Is the cash component too small?The real value is in management capability and margin uplift.
Should I hold IJM for long-term growth?Sunway’s track record shows it can unlock value from IJM’s assets better than IJM’s standalone management.

6. Impact on Deal Success Probability

6.1 Current Status

  • Acceptances as at 26 March 2026: 13.7%

  • Required for 50%+1: 1,274,916,931 additional shares (36.4%)

  • PNB (13.3%) has publicly rejected.

6.2 Why Jala’s Message Strengthens the Case

FactorImpact
Data-backed credibilityAll figures are sourced from Bloomberg, annual reports, and Bursa announcements—indisputable.
Margin synergy quantificationThe RM300 million annual uplift provides a tangible, immediate financial incentive for accepting.
Appeal to EPF and KWAPAs long-term investors, their fiduciary duty favors moving capital to a superior management platform.
Loss aversionIJM’s -9% TSR highlights that holding IJM has been value-destructive over a decade.

6.3 What Needs to Happen

ShareholderStakeDecision Impact
EPF20.52%If accepts, deal becomes highly likely
KWAP9.64%Likely follows EPF
Remaining public~6.14%Required if EPF and KWAP accept

If EPF accepts, the cumulative total would reach approximately 34.22% (current 13.7% + EPF 20.52%), leaving only ~6.14% to be secured from other shareholders—a highly achievable figure.

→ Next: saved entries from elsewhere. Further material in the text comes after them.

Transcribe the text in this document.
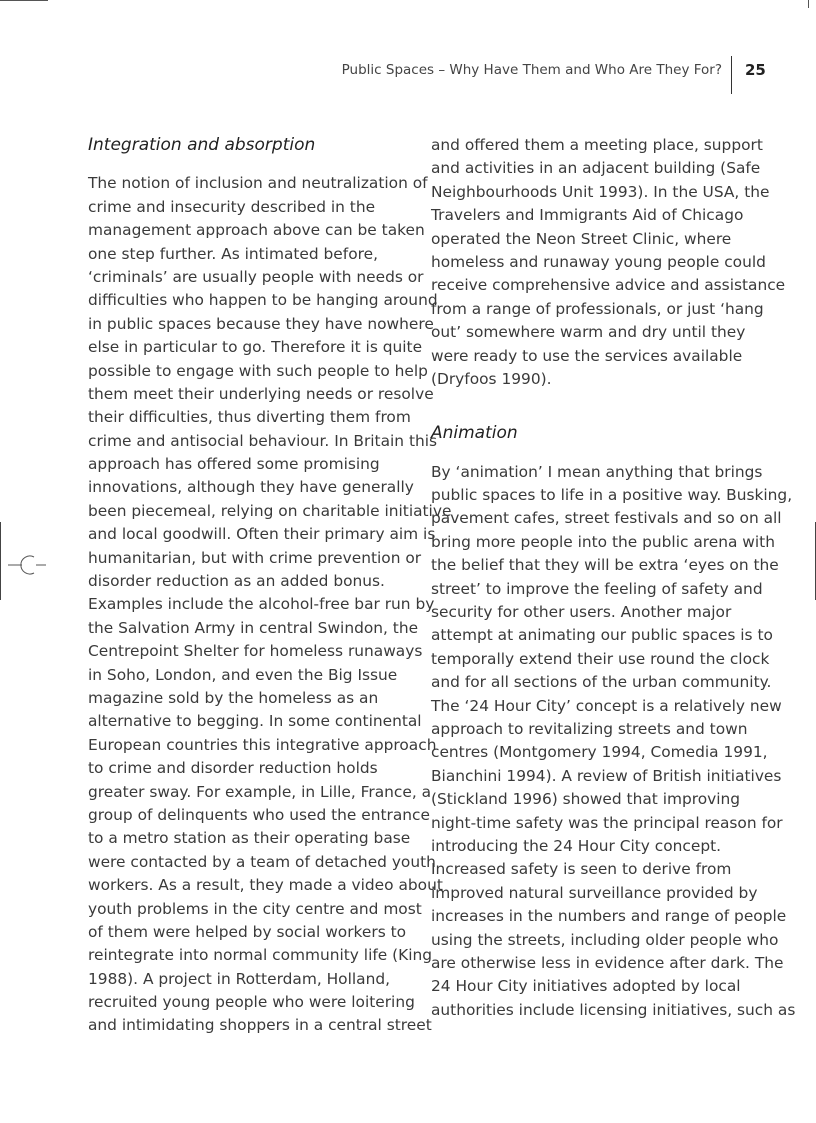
Public Spaces – Why Have Them and Who Are They For? 25
Integration and absorption
The notion of inclusion and neutralization of
crime and insecurity described in the
management approach above can be taken
one step further. As intimated before,
‘criminals’ are usually people with needs or
difficulties who happen to be hanging around
in public spaces because they have nowhere
else in particular to go. Therefore it is quite
possible to engage with such people to help
them meet their underlying needs or resolve
their difficulties, thus diverting them from
crime and antisocial behaviour. In Britain this
approach has offered some promising
innovations, although they have generally
been piecemeal, relying on charitable initiative
and local goodwill. Often their primary aim is
humanitarian, but with crime prevention or
disorder reduction as an added bonus.
Examples include the alcohol-free bar run by
the Salvation Army in central Swindon, the
Centrepoint Shelter for homeless runaways
in Soho, London, and even the Big Issue
magazine sold by the homeless as an
alternative to begging. In some continental
European countries this integrative approach
to crime and disorder reduction holds
greater sway. For example, in Lille, France, a
group of delinquents who used the entrance
to a metro station as their operating base
were contacted by a team of detached youth
workers. As a result, they made a video about
youth problems in the city centre and most
of them were helped by social workers to
reintegrate into normal community life (King
1988). A project in Rotterdam, Holland,
recruited young people who were loitering
and intimidating shoppers in a central street
and offered them a meeting place, support
and activities in an adjacent building (Safe
Neighbourhoods Unit 1993). In the USA, the
Travelers and Immigrants Aid of Chicago
operated the Neon Street Clinic, where
homeless and runaway young people could
receive comprehensive advice and assistance
from a range of professionals, or just ‘hang
out’ somewhere warm and dry until they
were ready to use the services available
(Dryfoos 1990).
Animation
By ‘animation’ I mean anything that brings
public spaces to life in a positive way. Busking,
pavement cafes, street festivals and so on all
bring more people into the public arena with
the belief that they will be extra ‘eyes on the
street’ to improve the feeling of safety and
security for other users. Another major
attempt at animating our public spaces is to
temporally extend their use round the clock
and for all sections of the urban community.
The ‘24 Hour City’ concept is a relatively new
approach to revitalizing streets and town
centres (Montgomery 1994, Comedia 1991,
Bianchini 1994). A review of British initiatives
(Stickland 1996) showed that improving
night-time safety was the principal reason for
introducing the 24 Hour City concept.
Increased safety is seen to derive from
improved natural surveillance provided by
increases in the numbers and range of people
using the streets, including older people who
are otherwise less in evidence after dark. The
24 Hour City initiatives adopted by local
authorities include licensing initiatives, such as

If EPF rejects, the deal will almost certainly fail.


7. Conclusion

Idris Jala’s EGM presentation was not merely a defense of the offer price—it was a strategic repositioning of the entire transaction. By highlighting Sunway’s superior 10-year TSR, stronger profitability margins, and quantifiable synergy potential (RM300 million annually from margin uplift alone), he provided EPF, KWAP, and other institutional shareholders with a compelling fiduciary justification to accept the offer.

Revised Success Assessment:

FactorOutlook
EPF acceptance likelihoodIncreased by Jala’s margin synergy and TSR arguments
KWAP acceptance likelihoodHigh if EPF accepts
Overall deal success probabilityModerate-to-high, contingent on EPF’s decision

The next 9 days (until 6 April 2026) will determine whether Sunway’s performance track record and synergy case translate into the required acceptances. If EPF tenders, the deal is highly likely to succeed.

Disclaimer: This report is AI generated and based on publicly available information and analytical estimates. It does not constitute financial advice. Investors should conduct their own due diligence and consult with financial advisors before making investment decisions.